Chocolate brownies
Let me start by saying I have a massive sweet tooth.
If its sweet I’ll eat it. So you can imagine I prefer to find and make things that are sweet, but also OK on the health front and not packed full of sugar, that I can have regularly to keep my sweet cravings happy.
I’ve tried a few protein powder recipes before, like mug cakes and pancakes but a lot have ended up with a weird rubbery texture (Protein balls on the other hand though, I have them sussed!). I’ve also looked at a variety of the raw/vegan recipes but found they were full of coconut oil and nuts so the calorie count added up super quick.

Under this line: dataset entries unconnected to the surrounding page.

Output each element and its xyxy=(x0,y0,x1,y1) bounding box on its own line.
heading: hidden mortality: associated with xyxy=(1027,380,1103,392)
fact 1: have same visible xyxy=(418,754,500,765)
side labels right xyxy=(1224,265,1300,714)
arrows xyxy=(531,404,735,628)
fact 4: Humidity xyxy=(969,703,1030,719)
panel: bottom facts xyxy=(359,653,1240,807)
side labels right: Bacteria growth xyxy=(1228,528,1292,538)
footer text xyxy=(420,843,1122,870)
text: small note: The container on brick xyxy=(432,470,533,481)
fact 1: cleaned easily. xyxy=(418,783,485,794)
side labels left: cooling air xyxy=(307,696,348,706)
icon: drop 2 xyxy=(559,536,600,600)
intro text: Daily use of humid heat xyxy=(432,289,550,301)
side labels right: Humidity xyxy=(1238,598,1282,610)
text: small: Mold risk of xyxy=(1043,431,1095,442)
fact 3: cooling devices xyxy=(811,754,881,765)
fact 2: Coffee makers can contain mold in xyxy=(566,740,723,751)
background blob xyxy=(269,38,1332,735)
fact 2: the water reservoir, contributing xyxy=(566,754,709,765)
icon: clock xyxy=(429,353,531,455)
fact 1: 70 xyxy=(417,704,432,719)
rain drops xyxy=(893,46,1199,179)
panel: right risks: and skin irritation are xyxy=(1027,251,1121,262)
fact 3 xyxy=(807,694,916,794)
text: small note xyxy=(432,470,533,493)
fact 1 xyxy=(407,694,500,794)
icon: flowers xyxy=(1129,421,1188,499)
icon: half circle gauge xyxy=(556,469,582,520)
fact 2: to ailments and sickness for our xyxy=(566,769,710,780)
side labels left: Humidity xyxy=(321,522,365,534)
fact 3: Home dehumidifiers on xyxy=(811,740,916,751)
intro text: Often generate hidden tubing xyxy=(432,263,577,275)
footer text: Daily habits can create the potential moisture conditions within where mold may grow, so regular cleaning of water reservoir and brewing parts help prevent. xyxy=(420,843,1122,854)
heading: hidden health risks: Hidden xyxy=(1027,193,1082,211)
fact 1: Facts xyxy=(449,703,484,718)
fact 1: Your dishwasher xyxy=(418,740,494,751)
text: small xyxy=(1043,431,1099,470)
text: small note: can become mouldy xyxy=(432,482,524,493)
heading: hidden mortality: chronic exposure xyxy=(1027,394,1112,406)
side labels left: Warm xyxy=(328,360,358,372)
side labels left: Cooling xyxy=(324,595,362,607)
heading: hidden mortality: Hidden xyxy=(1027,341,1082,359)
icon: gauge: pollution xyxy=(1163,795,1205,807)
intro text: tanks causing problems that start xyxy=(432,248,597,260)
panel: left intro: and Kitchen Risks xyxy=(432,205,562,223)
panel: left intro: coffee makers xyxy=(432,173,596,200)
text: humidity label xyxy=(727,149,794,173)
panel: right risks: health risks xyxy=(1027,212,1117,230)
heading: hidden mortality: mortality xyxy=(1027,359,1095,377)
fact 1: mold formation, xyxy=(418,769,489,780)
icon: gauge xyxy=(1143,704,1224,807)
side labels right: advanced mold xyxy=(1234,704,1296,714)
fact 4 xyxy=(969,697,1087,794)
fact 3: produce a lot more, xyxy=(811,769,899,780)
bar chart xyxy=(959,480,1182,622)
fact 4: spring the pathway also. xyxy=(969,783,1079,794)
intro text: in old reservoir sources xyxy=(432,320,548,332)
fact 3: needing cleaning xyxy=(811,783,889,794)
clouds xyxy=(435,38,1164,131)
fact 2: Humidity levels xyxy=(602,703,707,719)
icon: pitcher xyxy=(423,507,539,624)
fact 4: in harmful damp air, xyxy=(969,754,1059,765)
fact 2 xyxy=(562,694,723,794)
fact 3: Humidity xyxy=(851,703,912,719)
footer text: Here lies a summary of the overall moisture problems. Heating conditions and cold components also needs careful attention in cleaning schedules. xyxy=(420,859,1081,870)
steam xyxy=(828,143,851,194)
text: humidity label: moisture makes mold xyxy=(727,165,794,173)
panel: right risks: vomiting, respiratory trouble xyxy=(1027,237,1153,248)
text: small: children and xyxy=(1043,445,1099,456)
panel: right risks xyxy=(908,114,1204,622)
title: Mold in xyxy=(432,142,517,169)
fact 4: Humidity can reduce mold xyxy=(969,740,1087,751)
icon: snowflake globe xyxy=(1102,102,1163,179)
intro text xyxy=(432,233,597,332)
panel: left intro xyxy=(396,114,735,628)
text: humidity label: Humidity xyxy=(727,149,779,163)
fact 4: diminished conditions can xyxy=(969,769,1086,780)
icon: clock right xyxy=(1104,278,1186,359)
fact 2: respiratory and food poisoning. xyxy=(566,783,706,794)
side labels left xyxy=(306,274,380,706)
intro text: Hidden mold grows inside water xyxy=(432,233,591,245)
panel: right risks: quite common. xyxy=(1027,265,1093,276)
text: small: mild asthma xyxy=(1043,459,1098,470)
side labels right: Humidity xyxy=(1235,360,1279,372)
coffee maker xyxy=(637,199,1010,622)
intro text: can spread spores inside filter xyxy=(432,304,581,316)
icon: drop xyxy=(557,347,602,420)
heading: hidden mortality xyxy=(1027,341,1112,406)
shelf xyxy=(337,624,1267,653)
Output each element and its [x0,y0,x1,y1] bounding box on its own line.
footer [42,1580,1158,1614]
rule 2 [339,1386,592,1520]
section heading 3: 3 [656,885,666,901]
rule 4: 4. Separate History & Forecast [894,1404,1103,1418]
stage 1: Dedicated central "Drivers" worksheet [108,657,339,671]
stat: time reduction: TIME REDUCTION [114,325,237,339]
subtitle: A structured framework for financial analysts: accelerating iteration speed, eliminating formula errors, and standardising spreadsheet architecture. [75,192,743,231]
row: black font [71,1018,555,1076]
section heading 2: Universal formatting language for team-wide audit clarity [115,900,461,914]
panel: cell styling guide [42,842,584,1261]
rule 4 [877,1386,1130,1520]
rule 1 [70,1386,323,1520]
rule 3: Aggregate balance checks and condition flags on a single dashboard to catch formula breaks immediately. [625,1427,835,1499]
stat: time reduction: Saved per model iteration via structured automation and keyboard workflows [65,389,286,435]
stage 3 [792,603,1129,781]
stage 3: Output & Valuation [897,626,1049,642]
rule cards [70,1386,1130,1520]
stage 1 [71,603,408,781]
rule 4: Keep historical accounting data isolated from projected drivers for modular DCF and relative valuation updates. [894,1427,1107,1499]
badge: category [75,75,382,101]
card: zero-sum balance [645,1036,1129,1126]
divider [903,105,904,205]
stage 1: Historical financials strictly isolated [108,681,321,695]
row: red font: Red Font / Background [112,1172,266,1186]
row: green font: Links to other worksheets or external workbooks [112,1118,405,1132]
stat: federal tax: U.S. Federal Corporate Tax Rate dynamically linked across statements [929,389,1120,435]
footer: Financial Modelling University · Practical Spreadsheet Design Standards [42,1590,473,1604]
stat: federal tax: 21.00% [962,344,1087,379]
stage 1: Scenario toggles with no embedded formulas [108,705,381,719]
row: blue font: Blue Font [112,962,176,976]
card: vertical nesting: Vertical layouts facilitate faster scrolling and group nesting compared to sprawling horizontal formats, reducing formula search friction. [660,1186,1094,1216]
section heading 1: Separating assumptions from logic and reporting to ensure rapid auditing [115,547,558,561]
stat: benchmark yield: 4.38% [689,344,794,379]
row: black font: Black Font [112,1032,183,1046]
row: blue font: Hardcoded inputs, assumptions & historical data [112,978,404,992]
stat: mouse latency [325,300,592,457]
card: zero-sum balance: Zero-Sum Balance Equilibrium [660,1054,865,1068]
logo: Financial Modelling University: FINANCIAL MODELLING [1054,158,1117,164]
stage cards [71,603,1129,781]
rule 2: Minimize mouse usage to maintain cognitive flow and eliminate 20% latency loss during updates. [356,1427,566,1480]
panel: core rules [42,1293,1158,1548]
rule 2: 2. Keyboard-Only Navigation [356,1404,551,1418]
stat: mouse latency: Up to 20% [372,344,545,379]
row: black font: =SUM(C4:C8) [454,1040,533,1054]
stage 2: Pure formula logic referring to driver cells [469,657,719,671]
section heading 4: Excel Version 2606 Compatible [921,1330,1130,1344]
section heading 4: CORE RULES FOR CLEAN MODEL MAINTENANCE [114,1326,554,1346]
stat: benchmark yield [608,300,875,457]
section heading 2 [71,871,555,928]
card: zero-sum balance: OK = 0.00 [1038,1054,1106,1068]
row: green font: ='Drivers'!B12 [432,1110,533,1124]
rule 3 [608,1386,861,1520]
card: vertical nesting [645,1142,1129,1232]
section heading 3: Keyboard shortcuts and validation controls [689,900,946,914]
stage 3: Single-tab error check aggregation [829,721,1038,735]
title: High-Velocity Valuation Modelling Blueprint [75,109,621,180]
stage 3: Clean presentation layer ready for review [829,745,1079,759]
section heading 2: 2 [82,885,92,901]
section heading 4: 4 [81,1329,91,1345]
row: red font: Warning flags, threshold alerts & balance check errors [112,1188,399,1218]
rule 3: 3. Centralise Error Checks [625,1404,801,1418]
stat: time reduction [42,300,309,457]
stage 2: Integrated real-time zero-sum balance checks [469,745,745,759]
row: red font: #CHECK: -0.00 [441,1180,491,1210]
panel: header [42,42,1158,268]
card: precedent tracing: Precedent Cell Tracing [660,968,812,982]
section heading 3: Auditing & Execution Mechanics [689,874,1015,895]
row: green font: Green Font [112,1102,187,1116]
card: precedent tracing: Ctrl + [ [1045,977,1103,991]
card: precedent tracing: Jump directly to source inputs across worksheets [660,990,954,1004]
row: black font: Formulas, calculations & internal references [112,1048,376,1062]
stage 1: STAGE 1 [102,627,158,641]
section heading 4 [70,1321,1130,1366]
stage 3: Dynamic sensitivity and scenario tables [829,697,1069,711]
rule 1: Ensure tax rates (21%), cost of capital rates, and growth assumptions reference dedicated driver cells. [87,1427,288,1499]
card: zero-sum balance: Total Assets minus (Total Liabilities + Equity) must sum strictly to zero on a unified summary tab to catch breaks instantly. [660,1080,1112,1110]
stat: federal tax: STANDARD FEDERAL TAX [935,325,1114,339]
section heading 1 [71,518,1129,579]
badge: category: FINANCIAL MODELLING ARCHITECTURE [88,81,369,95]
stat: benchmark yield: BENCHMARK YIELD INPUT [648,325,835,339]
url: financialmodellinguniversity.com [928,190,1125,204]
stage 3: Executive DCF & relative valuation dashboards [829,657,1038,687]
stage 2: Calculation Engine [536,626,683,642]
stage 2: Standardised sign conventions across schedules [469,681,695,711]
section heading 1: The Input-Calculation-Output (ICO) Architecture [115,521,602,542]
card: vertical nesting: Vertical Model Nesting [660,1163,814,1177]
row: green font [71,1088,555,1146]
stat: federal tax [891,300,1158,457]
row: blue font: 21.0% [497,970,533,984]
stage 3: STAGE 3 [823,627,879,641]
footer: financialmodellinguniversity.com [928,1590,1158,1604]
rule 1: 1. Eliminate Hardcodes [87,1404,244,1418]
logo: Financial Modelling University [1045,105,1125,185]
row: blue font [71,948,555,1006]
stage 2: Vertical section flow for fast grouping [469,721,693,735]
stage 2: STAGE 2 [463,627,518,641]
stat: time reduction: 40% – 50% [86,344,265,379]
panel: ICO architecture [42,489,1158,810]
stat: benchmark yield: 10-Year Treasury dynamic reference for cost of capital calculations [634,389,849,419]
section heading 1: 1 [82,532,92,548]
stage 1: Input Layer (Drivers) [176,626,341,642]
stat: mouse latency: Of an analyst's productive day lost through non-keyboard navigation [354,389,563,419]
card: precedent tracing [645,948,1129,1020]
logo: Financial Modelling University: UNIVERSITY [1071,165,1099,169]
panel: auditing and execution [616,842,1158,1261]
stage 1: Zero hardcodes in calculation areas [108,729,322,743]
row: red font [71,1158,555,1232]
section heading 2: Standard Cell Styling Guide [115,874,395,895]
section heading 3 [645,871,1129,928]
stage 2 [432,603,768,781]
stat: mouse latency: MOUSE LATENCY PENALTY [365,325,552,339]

This is a protein/vegan/traditional brownie hybrid. I’ve combined a few bits of all of them but winged it a little by using my own ingredients and measurement preferences.
This makes a decent amount so if you’re baking for one I’d recommend halving the recipe 🙂
INGREDIENTS
1 1/2 cup coconut flour
1 cup chocolate protein powder
1/2 cup cacao powder
1 tsp baking powder
2 cups almond milk
1/2 cup coconut oil
1/2 cup honey
2 tsp vanilla
a few chocolate chips/almonds/walnuts etc for toppings
Method
Step 1
Mix all dry ingredients together in a bowl.
Step 2
Combine wet ingredients together in a separate bowl and then mix together. Mix will appear quite dry and crumbly unlike traditional brownie mixes. This is due to the coconut flour which is particularly absorbent. You can add more milk if required or if you’d like a softer brownie.
Step 3
Pour mix into a lined tray and press down to the edges, top with any nuts etc
Step 4
Place into pre-heated oven at 180degrees for approx 20 minutes or until a skewer comes out clean.
Optional ( but recommended!) – melt a small amount of chocolate chips, I used about 10, and drizzle over the top. Leave to cool and slice.